PADANG -PSSI resmi mengakhiri kerja sama dengan pelatih Indra Sjafri pada Desember 2025, menyusul kegagalan Tim Nasional Indonesia U-23 di ajang SEA Games 2025 yang berlangsung di Thailand. Keputusan diambil setelah skuad Garuda Muda tersingkir di fase grup dan gagal melaju ke babak semifinal, hasil tersebut dinilai jauh dari target yang ditetapkan.
Kegagalan di SEA Games 2025 menjadi faktor utama pencopotan Indra Sjafri dari kursi pelatih Timnas U-23. Sebelumnya, pada Februari 2025, Indra juga telah diberhentikan dari posisi pelatih Timnas U-20 usai gagal membawa tim lolos ke perempat final Piala Asia U-20 2025, yang sekaligus memupus peluang Indonesia tampil di Piala Dunia U-20.
Selain dicopot dari jabatan pelatih, Indra Sjafri dikabarkan sudah tidak lagi memiliki peran apa pun di lingkungan PSSI.
Situasi ini turut berdampak pada struktur manajemen tim nasional.

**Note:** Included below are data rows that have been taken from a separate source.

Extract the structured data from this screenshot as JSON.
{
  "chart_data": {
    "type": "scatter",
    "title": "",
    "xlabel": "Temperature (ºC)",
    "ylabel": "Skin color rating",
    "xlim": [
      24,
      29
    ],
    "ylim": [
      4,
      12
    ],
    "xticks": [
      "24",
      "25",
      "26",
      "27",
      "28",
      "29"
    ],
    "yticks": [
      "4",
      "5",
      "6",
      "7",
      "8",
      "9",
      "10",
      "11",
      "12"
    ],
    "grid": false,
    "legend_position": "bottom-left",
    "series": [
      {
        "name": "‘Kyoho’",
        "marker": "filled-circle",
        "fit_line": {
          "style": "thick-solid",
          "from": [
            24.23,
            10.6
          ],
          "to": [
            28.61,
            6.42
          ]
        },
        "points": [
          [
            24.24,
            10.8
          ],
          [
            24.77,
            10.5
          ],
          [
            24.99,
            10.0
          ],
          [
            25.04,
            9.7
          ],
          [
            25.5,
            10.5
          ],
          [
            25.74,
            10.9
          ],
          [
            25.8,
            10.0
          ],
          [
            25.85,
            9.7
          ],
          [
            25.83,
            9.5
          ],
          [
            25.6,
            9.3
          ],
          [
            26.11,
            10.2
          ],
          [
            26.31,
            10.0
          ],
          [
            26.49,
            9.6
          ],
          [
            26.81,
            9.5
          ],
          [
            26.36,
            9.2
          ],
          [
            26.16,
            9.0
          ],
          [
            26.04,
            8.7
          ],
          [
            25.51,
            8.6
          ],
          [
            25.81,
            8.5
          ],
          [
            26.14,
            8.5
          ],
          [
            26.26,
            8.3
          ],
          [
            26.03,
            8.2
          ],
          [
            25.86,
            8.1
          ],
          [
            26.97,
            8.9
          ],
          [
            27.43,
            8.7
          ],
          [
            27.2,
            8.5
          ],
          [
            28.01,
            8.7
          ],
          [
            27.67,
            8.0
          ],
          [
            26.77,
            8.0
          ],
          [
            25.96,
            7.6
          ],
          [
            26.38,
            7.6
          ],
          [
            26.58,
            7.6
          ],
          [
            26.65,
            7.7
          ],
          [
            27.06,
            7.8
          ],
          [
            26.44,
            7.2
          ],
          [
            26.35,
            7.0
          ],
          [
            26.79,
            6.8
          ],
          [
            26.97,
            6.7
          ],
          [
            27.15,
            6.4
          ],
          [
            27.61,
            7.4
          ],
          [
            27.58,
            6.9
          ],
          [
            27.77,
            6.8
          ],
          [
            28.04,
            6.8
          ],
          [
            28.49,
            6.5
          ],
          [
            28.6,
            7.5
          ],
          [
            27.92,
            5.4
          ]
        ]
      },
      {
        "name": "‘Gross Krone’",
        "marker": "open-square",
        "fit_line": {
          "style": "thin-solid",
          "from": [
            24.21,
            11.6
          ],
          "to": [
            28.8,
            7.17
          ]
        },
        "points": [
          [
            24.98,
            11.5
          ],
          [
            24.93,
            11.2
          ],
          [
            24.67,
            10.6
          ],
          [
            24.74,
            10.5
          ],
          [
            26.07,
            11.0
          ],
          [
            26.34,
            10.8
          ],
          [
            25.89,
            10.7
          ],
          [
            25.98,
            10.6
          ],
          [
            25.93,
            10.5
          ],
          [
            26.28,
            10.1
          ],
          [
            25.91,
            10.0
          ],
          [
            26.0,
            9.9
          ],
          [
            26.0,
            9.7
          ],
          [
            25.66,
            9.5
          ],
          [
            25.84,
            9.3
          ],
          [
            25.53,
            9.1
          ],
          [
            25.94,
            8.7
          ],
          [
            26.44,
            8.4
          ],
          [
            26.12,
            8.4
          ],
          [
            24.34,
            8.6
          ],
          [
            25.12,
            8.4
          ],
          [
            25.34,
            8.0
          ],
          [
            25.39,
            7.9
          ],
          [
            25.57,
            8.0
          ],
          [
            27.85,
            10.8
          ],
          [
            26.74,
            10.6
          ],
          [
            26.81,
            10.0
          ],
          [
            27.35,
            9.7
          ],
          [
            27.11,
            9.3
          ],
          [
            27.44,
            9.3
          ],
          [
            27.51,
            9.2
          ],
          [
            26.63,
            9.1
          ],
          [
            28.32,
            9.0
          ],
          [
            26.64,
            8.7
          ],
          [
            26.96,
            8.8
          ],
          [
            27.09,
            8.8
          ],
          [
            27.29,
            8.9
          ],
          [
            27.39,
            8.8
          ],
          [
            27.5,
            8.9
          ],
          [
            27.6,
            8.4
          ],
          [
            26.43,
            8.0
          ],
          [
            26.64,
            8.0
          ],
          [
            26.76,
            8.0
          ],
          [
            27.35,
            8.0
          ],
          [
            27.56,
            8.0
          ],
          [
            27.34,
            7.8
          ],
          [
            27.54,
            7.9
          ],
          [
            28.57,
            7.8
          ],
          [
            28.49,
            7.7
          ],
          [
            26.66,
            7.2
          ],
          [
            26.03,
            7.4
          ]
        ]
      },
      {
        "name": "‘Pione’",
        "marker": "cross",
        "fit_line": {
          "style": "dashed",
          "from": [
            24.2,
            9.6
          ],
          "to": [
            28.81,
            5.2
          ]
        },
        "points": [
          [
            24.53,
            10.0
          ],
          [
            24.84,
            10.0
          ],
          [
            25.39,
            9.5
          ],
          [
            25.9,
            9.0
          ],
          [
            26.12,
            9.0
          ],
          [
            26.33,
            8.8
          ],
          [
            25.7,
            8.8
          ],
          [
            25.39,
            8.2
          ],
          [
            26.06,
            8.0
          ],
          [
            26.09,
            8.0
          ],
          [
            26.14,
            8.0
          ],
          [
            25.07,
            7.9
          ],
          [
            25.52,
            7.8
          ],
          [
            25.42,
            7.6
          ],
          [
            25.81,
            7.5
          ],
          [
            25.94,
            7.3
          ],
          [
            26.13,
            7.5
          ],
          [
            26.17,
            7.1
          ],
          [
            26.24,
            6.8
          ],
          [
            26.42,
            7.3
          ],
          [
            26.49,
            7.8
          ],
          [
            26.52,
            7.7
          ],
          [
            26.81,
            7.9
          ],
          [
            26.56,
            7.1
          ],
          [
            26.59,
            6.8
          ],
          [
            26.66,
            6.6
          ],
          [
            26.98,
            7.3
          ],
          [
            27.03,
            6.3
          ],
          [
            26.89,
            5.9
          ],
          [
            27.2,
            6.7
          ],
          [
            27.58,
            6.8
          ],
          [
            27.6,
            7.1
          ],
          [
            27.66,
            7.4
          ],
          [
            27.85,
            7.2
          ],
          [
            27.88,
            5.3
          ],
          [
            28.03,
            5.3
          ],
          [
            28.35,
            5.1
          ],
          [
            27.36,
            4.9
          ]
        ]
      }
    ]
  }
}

Manajer Timnas Indonesia Sumardji, juga dilaporkan menyatakan pengunduran diri dari jabatannya menyusul keputusan PSSI tersebut. “Berkaitan dengan kerja saya turut mendampingi di sea games, saya akan menyerahkan tugas dan tanggungjawab saya di tim Nasional”, ujarnya pada keterangan.
PSSI menegaskan bahwa langkah ini diambil secara profesional dan sesuai dengan kesepakatan kontrak yang berlaku. Sementara itu, Indra Sjafri disebut menerima keputusan tersebut dengan lapang dada.
Meski berakhir kurang baik, Indra Sjafri memiliki catatan prestasi membanggakan bersama tim nasional Indonesia, di antaranya menjuarai Piala AFF U-19 pada 2013 dan 2024, Piala AFF U-22 tahun 2019, serta meraih medali emas SEA Games 2023.